Finding our q and g is done by find_prime_field, which works by first finding a prime of the right size and with the right order. To then also find the generator we need a piece of auxiliary information, namely the prime factors in the order.

def find_prime_field(min_bitsize, order_divisor):
    q, order_prime_factors = find_prime(min_bitsize, order_divisor)
    g = find_generator(q, order_prime_factors)
    return q, g

The reason for this is that we can use the prime factors of the order to efficiently test whether an arbitrary candidate element in the field is in fact a generator with that order. This follows from Lagrange’s theorem as detailed in standard textbooks on the matter.

def find_generator(q, order_prime_factors):
    order = q - 1
    for candidate in range(2, q):
        for factor in order_prime_factors:
            exponent = order // factor
            if pow(candidate, exponent, q) == 1:
                break
        else:
            return candidate

This leaves us with only a few remaining question regarding finding prime numbers as explained next.

Finding primes

To find a prime q with the desired structure (i.e. of a certain minimum size and whose order q-1 has a given divisor) we may either do rejection sampling of primes until we hit one that satisfies our need, or we may construct it from smaller parts so that it by design fits with what we need. The latter appears more efficient so that is what we will do here.

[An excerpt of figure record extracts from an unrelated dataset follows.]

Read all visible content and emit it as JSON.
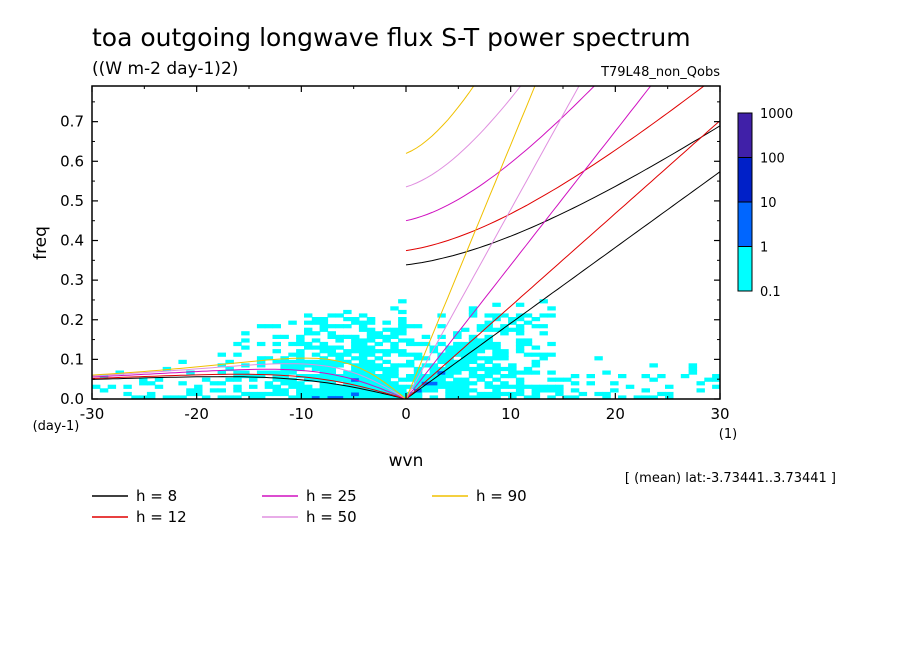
{
  "chart_data": {
    "type": "heatmap",
    "title": "toa outgoing longwave flux S-T power spectrum",
    "subtitle": "((W m-2 day-1)2)",
    "run_label": "T79L48_non_Qobs",
    "xlabel": "wvn",
    "ylabel": "freq",
    "x_unit": "(1)",
    "y_unit": "(day-1)",
    "xlim": [
      -30,
      30
    ],
    "ylim": [
      0,
      0.79
    ],
    "x_ticks": [
      -30,
      -20,
      -10,
      0,
      10,
      20,
      30
    ],
    "y_ticks": [
      0.0,
      0.1,
      0.2,
      0.3,
      0.4,
      0.5,
      0.6,
      0.7
    ],
    "x_tick_labels": [
      "-30",
      "-20",
      "-10",
      "0",
      "10",
      "20",
      "30"
    ],
    "y_tick_labels": [
      "0.0",
      "0.1",
      "0.2",
      "0.3",
      "0.4",
      "0.5",
      "0.6",
      "0.7"
    ],
    "color_levels": [
      0.1,
      1,
      10,
      100,
      1000
    ],
    "color_level_labels": [
      "0.1",
      "1",
      "10",
      "100",
      "1000"
    ],
    "colors": [
      "#00ffff",
      "#0066ff",
      "#0020c8",
      "#4020a8"
    ],
    "region_note": "[ (mean) lat:-3.73441..3.73441 ]",
    "dispersion_curves": [
      {
        "label": "h =  8",
        "h": 8,
        "color": "#000000"
      },
      {
        "label": "h = 12",
        "h": 12,
        "color": "#e00000"
      },
      {
        "label": "h = 25",
        "h": 25,
        "color": "#d010c0"
      },
      {
        "label": "h = 50",
        "h": 50,
        "color": "#e090e0"
      },
      {
        "label": "h = 90",
        "h": 90,
        "color": "#f0c000"
      }
    ]
  }
}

Specifically, given min_bitsize and order_divisor we will do rejection sampling over two values k1 and k2 until q = k1 * k2 * order_divisor + 1 is a probable prime. The k1 is used to ensure that the minimum size is met, and k2 is used to give us a bit of wiggle room – it can in principle be omitted, but empirical tests show that it doesn’t have to be very large it give an efficiency boost, at the expense of potentially overshooting the desired field size by a few bits. Finally, since we also need to know the prime factorization of q - 1, and since this in general is believed to be an inherently slow process, we by construction ensure that k1 is a prime so that we only have to factor k2 and order_divisor, which we assume to be somewhat small and hence doable.

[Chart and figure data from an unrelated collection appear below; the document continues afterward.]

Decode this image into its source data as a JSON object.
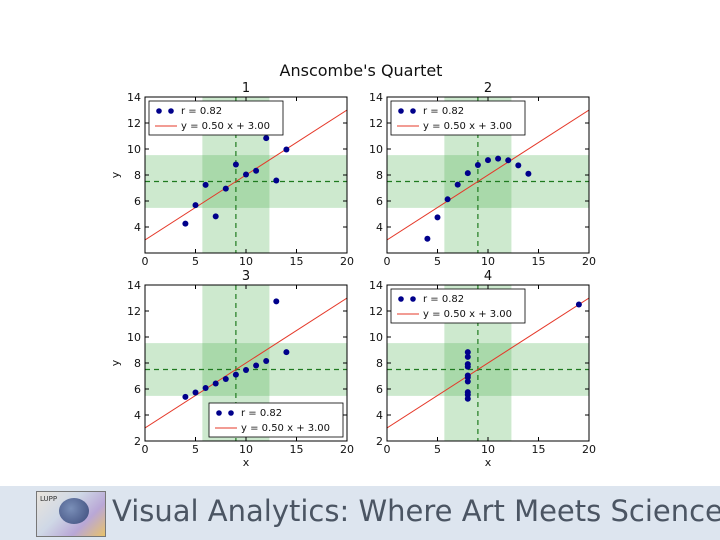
{
  "chart_data": {
    "type": "scatter",
    "title": "Anscombe's Quartet",
    "colors": {
      "points": "#00008b",
      "fit_line": "#e5392a",
      "mean_line": "#1f7a1f",
      "band": "#4caf50"
    },
    "panels": [
      {
        "title": "1",
        "xlim": [
          0,
          20
        ],
        "ylim": [
          2,
          14
        ],
        "xticks": [
          0,
          5,
          10,
          15,
          20
        ],
        "yticks": [
          4,
          6,
          8,
          10,
          12,
          14
        ],
        "ylabel": "y",
        "xlabel": "",
        "points": [
          [
            10,
            8.04
          ],
          [
            8,
            6.95
          ],
          [
            13,
            7.58
          ],
          [
            9,
            8.81
          ],
          [
            11,
            8.33
          ],
          [
            14,
            9.96
          ],
          [
            6,
            7.24
          ],
          [
            4,
            4.26
          ],
          [
            12,
            10.84
          ],
          [
            7,
            4.82
          ],
          [
            5,
            5.68
          ]
        ],
        "mean_x": 9,
        "mean_y": 7.5,
        "std_x": 3.32,
        "std_y": 2.03,
        "fit": {
          "slope": 0.5,
          "intercept": 3.0
        },
        "legend": {
          "position": "upper-left",
          "point_label": "r = 0.82",
          "line_label": "y = 0.50 x + 3.00"
        }
      },
      {
        "title": "2",
        "xlim": [
          0,
          20
        ],
        "ylim": [
          2,
          14
        ],
        "xticks": [
          0,
          5,
          10,
          15,
          20
        ],
        "yticks": [
          4,
          6,
          8,
          10,
          12,
          14
        ],
        "ylabel": "",
        "xlabel": "",
        "points": [
          [
            10,
            9.14
          ],
          [
            8,
            8.14
          ],
          [
            13,
            8.74
          ],
          [
            9,
            8.77
          ],
          [
            11,
            9.26
          ],
          [
            14,
            8.1
          ],
          [
            6,
            6.13
          ],
          [
            4,
            3.1
          ],
          [
            12,
            9.13
          ],
          [
            7,
            7.26
          ],
          [
            5,
            4.74
          ]
        ],
        "mean_x": 9,
        "mean_y": 7.5,
        "std_x": 3.32,
        "std_y": 2.03,
        "fit": {
          "slope": 0.5,
          "intercept": 3.0
        },
        "legend": {
          "position": "upper-left",
          "point_label": "r = 0.82",
          "line_label": "y = 0.50 x + 3.00"
        }
      },
      {
        "title": "3",
        "xlim": [
          0,
          20
        ],
        "ylim": [
          2,
          14
        ],
        "xticks": [
          0,
          5,
          10,
          15,
          20
        ],
        "yticks": [
          2,
          4,
          6,
          8,
          10,
          12,
          14
        ],
        "ylabel": "y",
        "xlabel": "x",
        "points": [
          [
            10,
            7.46
          ],
          [
            8,
            6.77
          ],
          [
            13,
            12.74
          ],
          [
            9,
            7.11
          ],
          [
            11,
            7.81
          ],
          [
            14,
            8.84
          ],
          [
            6,
            6.08
          ],
          [
            4,
            5.39
          ],
          [
            12,
            8.15
          ],
          [
            7,
            6.42
          ],
          [
            5,
            5.73
          ]
        ],
        "mean_x": 9,
        "mean_y": 7.5,
        "std_x": 3.32,
        "std_y": 2.03,
        "fit": {
          "slope": 0.5,
          "intercept": 3.0
        },
        "legend": {
          "position": "lower-right",
          "point_label": "r = 0.82",
          "line_label": "y = 0.50 x + 3.00"
        }
      },
      {
        "title": "4",
        "xlim": [
          0,
          20
        ],
        "ylim": [
          2,
          14
        ],
        "xticks": [
          0,
          5,
          10,
          15,
          20
        ],
        "yticks": [
          2,
          4,
          6,
          8,
          10,
          12,
          14
        ],
        "ylabel": "",
        "xlabel": "x",
        "points": [
          [
            8,
            6.58
          ],
          [
            8,
            5.76
          ],
          [
            8,
            7.71
          ],
          [
            8,
            8.84
          ],
          [
            8,
            8.47
          ],
          [
            8,
            7.04
          ],
          [
            8,
            5.25
          ],
          [
            19,
            12.5
          ],
          [
            8,
            5.56
          ],
          [
            8,
            7.91
          ],
          [
            8,
            6.89
          ]
        ],
        "mean_x": 9,
        "mean_y": 7.5,
        "std_x": 3.32,
        "std_y": 2.03,
        "fit": {
          "slope": 0.5,
          "intercept": 3.0
        },
        "legend": {
          "position": "upper-left",
          "point_label": "r = 0.82",
          "line_label": "y = 0.50 x + 3.00"
        }
      }
    ]
  },
  "footer": {
    "title": "Visual Analytics: Where Art Meets Science",
    "logo_text": "LUPP"
  }
}
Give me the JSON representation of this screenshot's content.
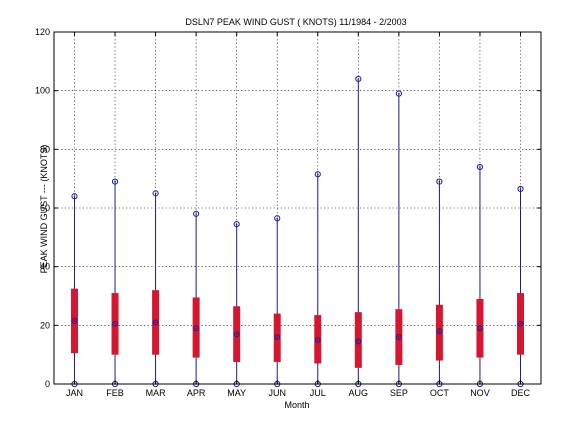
{
  "chart_data": {
    "type": "box",
    "title": "DSLN7  PEAK WIND GUST ( KNOTS) 11/1984 - 2/2003",
    "xlabel": "Month",
    "ylabel": "PEAK WIND GUST ---  (KNOTS)",
    "ylim": [
      0,
      120
    ],
    "yticks": [
      0,
      20,
      40,
      60,
      80,
      100,
      120
    ],
    "grid": true,
    "categories": [
      "JAN",
      "FEB",
      "MAR",
      "APR",
      "MAY",
      "JUN",
      "JUL",
      "AUG",
      "SEP",
      "OCT",
      "NOV",
      "DEC"
    ],
    "series": [
      {
        "stat": "min",
        "values": [
          0,
          0,
          0,
          0,
          0,
          0,
          0,
          0,
          0,
          0,
          0,
          0
        ]
      },
      {
        "stat": "q1",
        "values": [
          10.5,
          10,
          10,
          9,
          7.5,
          7.5,
          7,
          5.5,
          6.5,
          8,
          9,
          10
        ]
      },
      {
        "stat": "median",
        "values": [
          21.5,
          20.5,
          21,
          19,
          17,
          16,
          15,
          14.5,
          16,
          18,
          19,
          20.5
        ]
      },
      {
        "stat": "q3",
        "values": [
          32.5,
          31,
          32,
          29.5,
          26.5,
          24,
          23.5,
          24.5,
          25.5,
          27,
          29,
          31
        ]
      },
      {
        "stat": "max",
        "values": [
          64,
          69,
          65,
          58,
          54.5,
          56.5,
          71.5,
          104,
          99,
          69,
          74,
          66.5
        ]
      }
    ],
    "colors": {
      "whisker": "#1c1ca0",
      "box": "#d6172f",
      "marker": "#1c1ca0",
      "grid": "#000000"
    }
  }
}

def find_prime(min_bitsize, order_divisor):
    while True:
        k1 = sample_prime(min_bitsize)
        for k2 in range(128):
            q = k1 * k2 * order_divisor + 1
            if is_prime(q):
                order_prime_factors  = [k1]
                order_prime_factors += prime_factor(k2)
                order_prime_factors += prime_factor(order_divisor)
                return q, order_prime_factors

Sampling primes are done using a standard randomized primality test.

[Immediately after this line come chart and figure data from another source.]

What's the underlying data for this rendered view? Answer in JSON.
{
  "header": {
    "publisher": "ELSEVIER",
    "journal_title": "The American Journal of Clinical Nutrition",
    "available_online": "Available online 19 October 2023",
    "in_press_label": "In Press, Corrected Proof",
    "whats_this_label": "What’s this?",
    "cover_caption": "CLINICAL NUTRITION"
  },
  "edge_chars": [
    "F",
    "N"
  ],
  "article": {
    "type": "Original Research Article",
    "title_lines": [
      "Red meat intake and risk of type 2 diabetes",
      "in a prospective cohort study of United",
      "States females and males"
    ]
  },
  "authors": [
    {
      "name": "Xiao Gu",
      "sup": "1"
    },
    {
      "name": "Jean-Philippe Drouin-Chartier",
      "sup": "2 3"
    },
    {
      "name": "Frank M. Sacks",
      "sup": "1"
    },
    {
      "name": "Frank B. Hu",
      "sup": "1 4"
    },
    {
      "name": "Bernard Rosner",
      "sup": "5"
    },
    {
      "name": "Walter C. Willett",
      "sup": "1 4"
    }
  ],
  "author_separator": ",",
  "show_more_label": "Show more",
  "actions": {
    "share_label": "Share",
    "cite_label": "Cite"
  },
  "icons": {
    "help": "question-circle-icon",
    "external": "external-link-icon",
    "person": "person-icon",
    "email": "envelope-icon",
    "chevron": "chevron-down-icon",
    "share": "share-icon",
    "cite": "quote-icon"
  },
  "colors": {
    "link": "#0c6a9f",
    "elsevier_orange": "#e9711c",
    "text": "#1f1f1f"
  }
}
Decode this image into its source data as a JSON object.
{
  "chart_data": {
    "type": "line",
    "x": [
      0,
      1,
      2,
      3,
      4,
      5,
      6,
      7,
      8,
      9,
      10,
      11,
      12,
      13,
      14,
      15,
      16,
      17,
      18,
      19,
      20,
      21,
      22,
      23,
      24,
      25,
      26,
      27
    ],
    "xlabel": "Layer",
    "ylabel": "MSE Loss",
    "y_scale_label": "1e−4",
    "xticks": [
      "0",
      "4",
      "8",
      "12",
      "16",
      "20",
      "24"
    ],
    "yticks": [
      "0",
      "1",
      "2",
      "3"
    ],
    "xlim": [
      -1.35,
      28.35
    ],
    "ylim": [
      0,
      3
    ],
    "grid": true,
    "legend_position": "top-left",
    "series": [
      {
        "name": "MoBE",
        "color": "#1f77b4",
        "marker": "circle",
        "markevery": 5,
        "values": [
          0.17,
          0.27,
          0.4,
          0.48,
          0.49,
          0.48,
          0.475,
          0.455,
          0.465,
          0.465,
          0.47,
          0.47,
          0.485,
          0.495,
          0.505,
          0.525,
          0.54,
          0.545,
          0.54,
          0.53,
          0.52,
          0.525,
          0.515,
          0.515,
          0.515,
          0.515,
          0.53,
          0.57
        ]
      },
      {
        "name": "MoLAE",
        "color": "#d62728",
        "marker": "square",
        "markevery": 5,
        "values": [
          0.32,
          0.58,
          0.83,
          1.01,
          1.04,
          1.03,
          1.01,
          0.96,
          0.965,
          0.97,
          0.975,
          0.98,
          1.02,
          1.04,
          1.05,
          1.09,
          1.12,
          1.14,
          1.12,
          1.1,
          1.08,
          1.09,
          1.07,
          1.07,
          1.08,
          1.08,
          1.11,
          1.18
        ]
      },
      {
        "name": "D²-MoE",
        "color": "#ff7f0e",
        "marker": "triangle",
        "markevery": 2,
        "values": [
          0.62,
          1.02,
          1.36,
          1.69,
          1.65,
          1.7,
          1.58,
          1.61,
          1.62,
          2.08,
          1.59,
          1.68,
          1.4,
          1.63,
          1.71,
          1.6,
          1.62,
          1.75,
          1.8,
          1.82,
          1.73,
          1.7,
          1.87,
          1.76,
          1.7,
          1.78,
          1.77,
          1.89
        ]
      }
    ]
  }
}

def sample_prime(bitsize):
    lower = 1 << (bitsize-1)
    upper = 1 << (bitsize)
    while True:
        candidate = random.randrange(lower, upper)
        if is_prime(candidate):
            return candidate

And factoring a number is done by simply trying a fixed set of all small primes in sequence; this will of course not work if the input is too large, but that is not likely to happen in real-world applications.

def prime_factor(x):
    factors = []
    for prime in SMALL_PRIMES:
        if prime > x: break
        if x % prime == 0:
            factors.append(prime)
            x = remove_factor(x, prime)
    assert(x == 1)
    return factors

Putting these pieces together we end up with an efficient procedure for generating parameters for use with FFTs: finding large fields of size e.g. 128bits is a matter of milliseconds.

Next Steps

While we have seen that the Fast Fourier Transform can be used to greatly speed up the sharing process, it has a serious limitation when it comes to speeding up the reconstruction process: in its current form it requires all shares to be present and untampered with. As such, for some applications we may be forced to resort to the more traditional and slower approaches of Newton or Laplace interpolation.

In the next blog post we will look at a technique for also using the Fast Fourier Transform for reconstruction, using techniques from error correction codes to account for missing or faulty shares, yet get similar speedup benefits to what we achieved here.